隣に座っている奴がいきなり武器の手入れなどをし始めたら、俺だって警戒する。彼らの言い分はもっともだろう。
「教えてくれてありがとう」
心配してくれたことも感謝だ。
心の準備ができたのは、本当にありがたかった。何もわからないまま荒事に巻き込まれると困る。
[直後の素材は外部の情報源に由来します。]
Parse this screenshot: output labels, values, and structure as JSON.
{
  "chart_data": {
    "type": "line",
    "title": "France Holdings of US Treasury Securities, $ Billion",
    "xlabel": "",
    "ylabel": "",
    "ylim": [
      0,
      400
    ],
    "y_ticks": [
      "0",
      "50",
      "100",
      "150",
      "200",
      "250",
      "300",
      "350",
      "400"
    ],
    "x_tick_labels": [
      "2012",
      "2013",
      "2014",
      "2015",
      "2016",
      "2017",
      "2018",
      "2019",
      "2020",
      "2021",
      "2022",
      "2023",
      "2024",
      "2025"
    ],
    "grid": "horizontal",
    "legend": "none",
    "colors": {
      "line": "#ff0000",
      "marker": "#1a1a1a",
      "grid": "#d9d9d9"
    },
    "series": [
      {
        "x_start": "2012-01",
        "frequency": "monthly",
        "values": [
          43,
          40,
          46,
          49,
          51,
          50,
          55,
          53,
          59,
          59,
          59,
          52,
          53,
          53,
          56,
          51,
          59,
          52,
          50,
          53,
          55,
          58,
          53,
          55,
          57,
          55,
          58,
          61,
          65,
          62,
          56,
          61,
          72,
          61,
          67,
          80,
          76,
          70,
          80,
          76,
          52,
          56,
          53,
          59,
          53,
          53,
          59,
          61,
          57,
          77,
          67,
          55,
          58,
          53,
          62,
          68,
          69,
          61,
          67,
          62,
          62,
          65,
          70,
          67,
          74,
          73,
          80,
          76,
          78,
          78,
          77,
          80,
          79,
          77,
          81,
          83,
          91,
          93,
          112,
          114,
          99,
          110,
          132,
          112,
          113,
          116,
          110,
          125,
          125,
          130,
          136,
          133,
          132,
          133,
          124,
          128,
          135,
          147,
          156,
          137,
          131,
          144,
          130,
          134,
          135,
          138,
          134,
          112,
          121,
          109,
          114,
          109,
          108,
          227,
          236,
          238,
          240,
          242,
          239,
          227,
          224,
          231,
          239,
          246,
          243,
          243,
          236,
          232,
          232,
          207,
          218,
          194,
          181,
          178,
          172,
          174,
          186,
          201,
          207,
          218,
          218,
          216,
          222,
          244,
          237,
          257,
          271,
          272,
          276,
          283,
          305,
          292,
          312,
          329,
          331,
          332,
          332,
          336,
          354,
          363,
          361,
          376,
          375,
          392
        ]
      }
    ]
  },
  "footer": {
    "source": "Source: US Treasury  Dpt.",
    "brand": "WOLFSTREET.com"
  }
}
何もなければそれでいいが、何かあった時の問題が大きすぎるしな。
反乱。
戦争の気配。
――もしや……ん?
「馬?」
かすかに馬の足音がする。
数頭が、こんな時間に街道を走っている。
「ん? ……あ、本当だ。聞こえるな」
俺だけじゃなく、門番二人も気付いた――ん?
村の近くに来た。
途端に、馬の足音が止まった。
ガシャガシャと金属音を鳴らしながら、四人の武装した男たちがやってくる。
「な、なんだあんたら?」
門番二人に緊張感が漲り、俺そっちのけでやってきた男たちに向かう。
「我々は傭兵だ。食料を買いたいのだが」
「……悪いけど、売るほどはないよ。先日バルバラントのモンティ様が、出せるだけ売ってくれって言ってきたからね」
「だが引き取りはまだだろう? そして支払いもまだだ」
――あ、これはまずいな。
「モンティ伯に渡す前に、我々が頂戴する」
「大人しく渡せば危害は……ん? なんだ小僧?」
俺は立ち上がり、傭兵たちの横手に立った。
「いや。後ろの人が剣を抜きそうだったから。怖いなと思って」
どこまでやるつもりだったのかはわからない。
脅しだけだったのかもしれない。
でも、どれにしたって、真っ当な用事じゃないことは変わらない。
同じ田舎の村出身としては、あまり看過はできないし、したくない。
「――俺、嫌いなんだよね。田舎を襲う奴って」
そう言いながら、俺は消えた。
「「え……!?」」
門番も、傭兵たちも、全員の声が重なる。
――うん、やはり「素養・影猫」は夜使うと効果が高いな。本家は本当に「透明化」するが、俺の半端な再現でも夜なら通用する。
「消えた」状態で、離れた場所の木に繋ぎとめてある馬の傍まで移動し、縄をほどいて尻を叩いて追い払う。
「あ、おい! 待て!」
嘶きを上げて走り出す馬を見て、傭兵たちは馬を追う。
どんどん村から離れていく。
――さあ、狩るか。お茶と情報のお礼だ。
村とは一切関係ないところまで移動させた上で、男たちを気絶させて縛り上げて、身ぐるみを剥いでおく。
懐に入れたら強奪になるので、武器と防具とお金は適当な場所に捨てておこう。
万が一にも足が付くと困るしな。
さて行くか。
確か、もう国境が近いと言っていたな。
五日目の早朝、俺は国境を越えて岩窟王国バルバラントに到着した。